The observational study of more than 2,700 pregnancies in which pregabalin was taken during pregnancy found the drug poses a “slightly” increased risk of malformations of the nervous system, eye, face, urinary system and genitals.

The study, which used data from Denmark, Finland, Norway and Sweden from the 10 years up to 2015-16, also found that the proportion of pregnant women using the drug rose during this period.

The data indicates the risk of major congenital malformations is “slightly higher” when pregabalin is taken in pregnancy than in the baseline population or where alternative therapies lamotrigine or duloxetine are taken. 

The rate of malformations was 5.9 per cent in the pregabalin group compared to 4.1 per cent of pregnancies in which there was no exposure to pregabalin or other antiepileptic drugs.

However, estimates may be “imprecise” due to the low number of overall cases, said the MHRA.

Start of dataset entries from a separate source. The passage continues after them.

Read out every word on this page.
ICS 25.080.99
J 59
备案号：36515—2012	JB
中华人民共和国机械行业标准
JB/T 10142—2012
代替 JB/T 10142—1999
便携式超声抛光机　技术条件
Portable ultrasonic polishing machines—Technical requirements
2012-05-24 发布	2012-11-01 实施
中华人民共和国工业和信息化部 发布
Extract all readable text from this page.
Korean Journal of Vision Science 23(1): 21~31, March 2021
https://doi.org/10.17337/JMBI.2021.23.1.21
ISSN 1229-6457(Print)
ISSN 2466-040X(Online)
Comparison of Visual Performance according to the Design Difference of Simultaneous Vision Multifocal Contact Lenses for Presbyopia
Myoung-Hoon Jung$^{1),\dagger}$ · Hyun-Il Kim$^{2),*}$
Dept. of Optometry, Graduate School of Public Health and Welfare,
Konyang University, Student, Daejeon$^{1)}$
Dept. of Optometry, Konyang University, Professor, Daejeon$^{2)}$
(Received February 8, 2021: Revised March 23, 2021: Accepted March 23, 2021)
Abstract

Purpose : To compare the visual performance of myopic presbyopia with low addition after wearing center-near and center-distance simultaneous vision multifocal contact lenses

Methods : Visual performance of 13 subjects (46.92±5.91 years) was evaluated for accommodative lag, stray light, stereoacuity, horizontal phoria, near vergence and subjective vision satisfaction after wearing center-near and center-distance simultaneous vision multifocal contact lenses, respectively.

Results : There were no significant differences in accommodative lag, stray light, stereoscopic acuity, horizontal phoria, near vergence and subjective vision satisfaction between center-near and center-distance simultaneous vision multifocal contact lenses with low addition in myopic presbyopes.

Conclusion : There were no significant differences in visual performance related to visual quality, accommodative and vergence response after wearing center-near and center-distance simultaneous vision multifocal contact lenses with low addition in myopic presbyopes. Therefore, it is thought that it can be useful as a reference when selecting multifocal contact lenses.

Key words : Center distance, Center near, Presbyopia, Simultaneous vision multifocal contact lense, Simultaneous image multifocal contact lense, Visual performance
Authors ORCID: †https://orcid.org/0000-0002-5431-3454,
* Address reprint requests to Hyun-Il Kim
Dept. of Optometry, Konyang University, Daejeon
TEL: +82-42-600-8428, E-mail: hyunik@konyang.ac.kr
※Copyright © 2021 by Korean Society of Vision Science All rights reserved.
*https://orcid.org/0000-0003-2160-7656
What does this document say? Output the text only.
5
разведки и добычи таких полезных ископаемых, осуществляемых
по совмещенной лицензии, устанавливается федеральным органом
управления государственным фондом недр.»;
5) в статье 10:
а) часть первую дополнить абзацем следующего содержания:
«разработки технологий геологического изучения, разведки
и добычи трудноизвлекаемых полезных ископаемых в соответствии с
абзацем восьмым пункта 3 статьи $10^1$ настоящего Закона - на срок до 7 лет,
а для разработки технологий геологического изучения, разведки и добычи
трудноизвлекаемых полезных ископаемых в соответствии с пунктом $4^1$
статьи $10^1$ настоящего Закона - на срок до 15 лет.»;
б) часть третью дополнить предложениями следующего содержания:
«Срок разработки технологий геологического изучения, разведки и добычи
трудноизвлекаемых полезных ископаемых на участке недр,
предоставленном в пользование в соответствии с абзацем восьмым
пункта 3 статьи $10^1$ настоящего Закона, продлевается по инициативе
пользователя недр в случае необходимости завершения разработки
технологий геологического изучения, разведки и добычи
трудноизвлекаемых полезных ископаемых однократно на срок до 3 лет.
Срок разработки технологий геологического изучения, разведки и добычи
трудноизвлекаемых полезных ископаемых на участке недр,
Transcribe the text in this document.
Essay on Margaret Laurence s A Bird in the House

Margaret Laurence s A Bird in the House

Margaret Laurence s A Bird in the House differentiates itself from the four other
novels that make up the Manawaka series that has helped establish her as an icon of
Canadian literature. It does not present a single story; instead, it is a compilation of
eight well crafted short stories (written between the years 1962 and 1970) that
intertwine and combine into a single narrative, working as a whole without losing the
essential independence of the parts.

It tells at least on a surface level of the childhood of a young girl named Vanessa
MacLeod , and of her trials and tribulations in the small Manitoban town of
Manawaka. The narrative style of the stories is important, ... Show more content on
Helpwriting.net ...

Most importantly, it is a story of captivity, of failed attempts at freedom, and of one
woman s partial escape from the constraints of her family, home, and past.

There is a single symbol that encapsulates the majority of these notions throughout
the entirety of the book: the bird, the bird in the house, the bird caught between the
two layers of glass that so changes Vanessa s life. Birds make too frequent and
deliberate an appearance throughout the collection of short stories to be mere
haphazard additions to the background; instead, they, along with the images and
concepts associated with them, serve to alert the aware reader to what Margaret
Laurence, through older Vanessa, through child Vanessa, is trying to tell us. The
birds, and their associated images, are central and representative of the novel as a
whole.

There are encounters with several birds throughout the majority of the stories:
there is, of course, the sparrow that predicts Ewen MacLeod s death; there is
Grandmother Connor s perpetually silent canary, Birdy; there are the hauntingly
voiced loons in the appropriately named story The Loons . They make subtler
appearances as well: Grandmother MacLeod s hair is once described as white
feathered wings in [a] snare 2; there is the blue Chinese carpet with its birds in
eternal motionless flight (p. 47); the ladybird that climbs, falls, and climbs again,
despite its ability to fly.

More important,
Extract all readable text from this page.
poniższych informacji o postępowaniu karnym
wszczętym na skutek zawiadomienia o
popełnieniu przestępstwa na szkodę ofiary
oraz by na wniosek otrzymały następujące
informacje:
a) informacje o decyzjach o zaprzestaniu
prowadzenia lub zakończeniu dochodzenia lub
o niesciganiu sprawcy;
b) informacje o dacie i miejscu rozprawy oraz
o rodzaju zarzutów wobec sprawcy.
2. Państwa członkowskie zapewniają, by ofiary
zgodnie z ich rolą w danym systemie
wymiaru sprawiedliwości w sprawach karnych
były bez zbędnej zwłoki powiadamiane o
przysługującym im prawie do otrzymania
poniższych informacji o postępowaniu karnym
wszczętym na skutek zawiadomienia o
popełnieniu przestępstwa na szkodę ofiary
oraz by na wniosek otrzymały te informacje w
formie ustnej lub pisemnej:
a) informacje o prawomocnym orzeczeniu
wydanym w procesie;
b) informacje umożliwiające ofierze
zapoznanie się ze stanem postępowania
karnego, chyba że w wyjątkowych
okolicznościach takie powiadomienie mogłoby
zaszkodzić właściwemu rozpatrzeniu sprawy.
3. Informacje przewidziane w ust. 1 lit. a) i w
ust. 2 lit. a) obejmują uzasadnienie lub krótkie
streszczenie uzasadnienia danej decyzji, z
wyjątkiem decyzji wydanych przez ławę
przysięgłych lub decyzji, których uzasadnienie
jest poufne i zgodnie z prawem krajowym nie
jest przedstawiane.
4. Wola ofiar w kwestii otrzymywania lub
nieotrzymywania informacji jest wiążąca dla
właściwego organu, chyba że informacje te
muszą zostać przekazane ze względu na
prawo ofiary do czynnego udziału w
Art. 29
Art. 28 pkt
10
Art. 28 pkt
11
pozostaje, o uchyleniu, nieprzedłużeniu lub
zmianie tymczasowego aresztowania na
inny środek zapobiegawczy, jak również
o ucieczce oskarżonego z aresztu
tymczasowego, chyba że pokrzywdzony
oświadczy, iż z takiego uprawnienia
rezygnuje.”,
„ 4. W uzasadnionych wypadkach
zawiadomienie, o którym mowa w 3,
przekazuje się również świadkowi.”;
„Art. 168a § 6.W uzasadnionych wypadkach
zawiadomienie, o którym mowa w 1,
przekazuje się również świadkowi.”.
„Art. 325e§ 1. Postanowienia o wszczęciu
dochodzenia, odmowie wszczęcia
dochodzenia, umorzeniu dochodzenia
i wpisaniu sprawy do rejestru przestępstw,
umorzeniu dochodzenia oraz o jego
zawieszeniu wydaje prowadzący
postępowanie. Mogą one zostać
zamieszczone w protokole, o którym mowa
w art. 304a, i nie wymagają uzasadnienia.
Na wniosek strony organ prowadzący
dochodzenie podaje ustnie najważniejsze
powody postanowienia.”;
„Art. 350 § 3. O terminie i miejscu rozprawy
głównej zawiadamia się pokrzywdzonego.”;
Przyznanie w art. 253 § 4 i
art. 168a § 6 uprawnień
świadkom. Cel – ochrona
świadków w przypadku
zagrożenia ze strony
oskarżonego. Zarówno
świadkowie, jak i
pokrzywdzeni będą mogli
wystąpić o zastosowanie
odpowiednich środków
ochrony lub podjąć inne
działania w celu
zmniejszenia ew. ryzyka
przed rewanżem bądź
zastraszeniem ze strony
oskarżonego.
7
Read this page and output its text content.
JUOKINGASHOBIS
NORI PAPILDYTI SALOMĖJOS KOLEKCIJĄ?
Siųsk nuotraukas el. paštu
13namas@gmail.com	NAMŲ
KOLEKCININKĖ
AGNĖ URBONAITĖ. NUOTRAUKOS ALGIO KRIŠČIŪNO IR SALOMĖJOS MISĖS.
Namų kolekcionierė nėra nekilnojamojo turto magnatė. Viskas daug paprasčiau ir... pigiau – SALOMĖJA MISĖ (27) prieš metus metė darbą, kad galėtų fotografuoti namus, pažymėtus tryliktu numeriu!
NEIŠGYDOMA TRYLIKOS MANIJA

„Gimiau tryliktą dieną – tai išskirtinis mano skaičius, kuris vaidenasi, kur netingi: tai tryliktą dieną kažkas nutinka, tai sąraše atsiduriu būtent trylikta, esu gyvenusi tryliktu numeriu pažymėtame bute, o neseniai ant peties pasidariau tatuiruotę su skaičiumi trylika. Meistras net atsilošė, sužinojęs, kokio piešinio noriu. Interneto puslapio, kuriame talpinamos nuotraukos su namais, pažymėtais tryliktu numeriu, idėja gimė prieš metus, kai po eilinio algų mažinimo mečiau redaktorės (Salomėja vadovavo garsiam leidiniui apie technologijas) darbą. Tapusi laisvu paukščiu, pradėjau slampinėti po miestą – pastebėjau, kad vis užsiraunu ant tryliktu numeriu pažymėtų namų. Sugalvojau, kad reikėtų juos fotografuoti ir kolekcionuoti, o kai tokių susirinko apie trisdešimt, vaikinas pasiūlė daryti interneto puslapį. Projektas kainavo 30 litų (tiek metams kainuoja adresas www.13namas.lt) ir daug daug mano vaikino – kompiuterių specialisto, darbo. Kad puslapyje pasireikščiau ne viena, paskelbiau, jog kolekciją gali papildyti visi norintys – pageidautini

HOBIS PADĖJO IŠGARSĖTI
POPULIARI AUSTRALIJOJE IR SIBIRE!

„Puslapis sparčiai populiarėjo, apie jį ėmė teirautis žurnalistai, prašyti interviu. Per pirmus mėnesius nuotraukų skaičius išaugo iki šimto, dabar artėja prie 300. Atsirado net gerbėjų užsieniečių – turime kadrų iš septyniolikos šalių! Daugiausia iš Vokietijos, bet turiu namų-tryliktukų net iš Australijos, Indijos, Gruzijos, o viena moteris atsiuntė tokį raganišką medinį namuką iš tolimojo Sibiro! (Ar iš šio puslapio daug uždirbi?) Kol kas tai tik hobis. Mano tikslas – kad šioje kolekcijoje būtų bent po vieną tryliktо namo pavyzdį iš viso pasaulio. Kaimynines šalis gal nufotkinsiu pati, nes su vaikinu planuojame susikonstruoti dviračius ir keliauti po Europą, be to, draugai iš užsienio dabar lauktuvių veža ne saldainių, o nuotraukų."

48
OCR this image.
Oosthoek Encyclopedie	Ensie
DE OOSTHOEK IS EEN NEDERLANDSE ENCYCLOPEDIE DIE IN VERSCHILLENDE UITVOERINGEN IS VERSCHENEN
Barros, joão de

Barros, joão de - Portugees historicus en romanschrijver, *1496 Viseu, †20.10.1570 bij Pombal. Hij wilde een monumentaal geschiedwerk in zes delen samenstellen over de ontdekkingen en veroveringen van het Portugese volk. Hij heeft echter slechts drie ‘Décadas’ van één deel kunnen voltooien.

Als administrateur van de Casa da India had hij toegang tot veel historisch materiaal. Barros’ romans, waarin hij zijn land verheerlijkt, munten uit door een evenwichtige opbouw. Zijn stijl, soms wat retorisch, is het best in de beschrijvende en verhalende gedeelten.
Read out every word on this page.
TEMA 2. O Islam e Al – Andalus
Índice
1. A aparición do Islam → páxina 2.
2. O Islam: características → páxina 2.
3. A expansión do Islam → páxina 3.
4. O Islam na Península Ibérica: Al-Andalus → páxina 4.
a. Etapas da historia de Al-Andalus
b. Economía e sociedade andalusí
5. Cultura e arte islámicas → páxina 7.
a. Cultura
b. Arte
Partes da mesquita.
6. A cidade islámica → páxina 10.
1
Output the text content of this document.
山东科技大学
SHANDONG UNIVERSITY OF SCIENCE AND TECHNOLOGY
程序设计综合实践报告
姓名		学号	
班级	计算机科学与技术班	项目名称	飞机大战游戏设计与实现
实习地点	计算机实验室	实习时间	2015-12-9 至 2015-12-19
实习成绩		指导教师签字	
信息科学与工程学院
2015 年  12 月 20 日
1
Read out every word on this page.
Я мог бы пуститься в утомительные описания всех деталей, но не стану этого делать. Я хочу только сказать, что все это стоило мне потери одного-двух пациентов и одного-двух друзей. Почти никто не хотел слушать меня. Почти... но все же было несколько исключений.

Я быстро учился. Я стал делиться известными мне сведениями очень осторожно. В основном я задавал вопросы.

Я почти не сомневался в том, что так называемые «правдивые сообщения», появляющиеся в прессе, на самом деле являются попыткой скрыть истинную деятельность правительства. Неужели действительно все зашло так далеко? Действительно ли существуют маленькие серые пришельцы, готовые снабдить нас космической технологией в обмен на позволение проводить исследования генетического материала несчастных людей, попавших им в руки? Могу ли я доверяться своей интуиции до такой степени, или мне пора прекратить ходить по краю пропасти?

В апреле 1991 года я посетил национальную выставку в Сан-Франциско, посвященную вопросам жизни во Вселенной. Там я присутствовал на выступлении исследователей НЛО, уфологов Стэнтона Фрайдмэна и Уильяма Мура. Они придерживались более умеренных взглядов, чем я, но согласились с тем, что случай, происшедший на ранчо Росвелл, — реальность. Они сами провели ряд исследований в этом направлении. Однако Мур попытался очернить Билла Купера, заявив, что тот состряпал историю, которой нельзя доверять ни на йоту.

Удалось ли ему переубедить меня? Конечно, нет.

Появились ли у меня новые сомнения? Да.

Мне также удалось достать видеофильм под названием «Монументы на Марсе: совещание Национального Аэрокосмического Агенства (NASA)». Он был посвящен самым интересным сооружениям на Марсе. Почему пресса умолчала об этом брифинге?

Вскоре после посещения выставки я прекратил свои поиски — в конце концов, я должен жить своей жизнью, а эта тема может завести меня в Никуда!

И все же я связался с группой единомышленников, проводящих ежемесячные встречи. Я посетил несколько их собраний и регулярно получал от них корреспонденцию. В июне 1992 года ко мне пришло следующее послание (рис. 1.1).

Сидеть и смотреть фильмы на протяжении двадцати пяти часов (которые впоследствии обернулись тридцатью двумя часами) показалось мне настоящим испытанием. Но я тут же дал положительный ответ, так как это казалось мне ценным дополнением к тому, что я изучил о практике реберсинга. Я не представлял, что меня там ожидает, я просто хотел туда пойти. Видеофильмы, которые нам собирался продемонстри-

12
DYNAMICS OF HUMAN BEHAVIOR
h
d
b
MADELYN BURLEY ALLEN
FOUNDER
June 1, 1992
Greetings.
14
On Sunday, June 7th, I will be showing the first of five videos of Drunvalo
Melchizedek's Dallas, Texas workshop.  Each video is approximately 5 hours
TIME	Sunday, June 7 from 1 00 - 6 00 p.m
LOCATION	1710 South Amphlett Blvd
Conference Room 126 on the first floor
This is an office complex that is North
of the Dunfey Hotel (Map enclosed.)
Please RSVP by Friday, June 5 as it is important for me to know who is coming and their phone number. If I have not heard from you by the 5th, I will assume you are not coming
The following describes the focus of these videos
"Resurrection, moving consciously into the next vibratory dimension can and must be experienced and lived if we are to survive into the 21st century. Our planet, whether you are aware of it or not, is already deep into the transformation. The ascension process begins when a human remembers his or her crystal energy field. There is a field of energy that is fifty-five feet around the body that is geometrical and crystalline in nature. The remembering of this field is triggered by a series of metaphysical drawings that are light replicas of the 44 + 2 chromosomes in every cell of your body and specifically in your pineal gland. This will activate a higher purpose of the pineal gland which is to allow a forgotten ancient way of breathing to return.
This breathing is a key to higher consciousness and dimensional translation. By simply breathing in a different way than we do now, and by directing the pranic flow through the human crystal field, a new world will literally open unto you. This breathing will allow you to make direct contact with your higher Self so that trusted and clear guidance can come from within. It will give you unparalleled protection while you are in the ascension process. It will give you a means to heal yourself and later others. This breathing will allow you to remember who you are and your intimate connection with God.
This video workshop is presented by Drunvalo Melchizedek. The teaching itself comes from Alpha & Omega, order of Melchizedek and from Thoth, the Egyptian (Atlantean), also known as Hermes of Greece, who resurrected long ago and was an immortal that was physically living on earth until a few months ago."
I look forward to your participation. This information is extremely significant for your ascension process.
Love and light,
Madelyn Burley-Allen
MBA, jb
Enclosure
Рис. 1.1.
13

The study data appears to support the MHRA’s advice update from January 2021 in which it said that pregabalin should be avoided during pregnancy “unless clearly necessary and only if the benefit to the patient clearly outweighs the potential risk to the fetus,” and that patients should have a “full understanding” of the potential benefits and risks, as well as the alternative therapies available.

In cases where the benefit outweighs the risk and pregabalin should “clearly” be used during pregnancy, the MHRA advises prescribers to use the lowest effective dose and report any suspected adverse reactions – including for the baby – using the Yellow Card Scheme.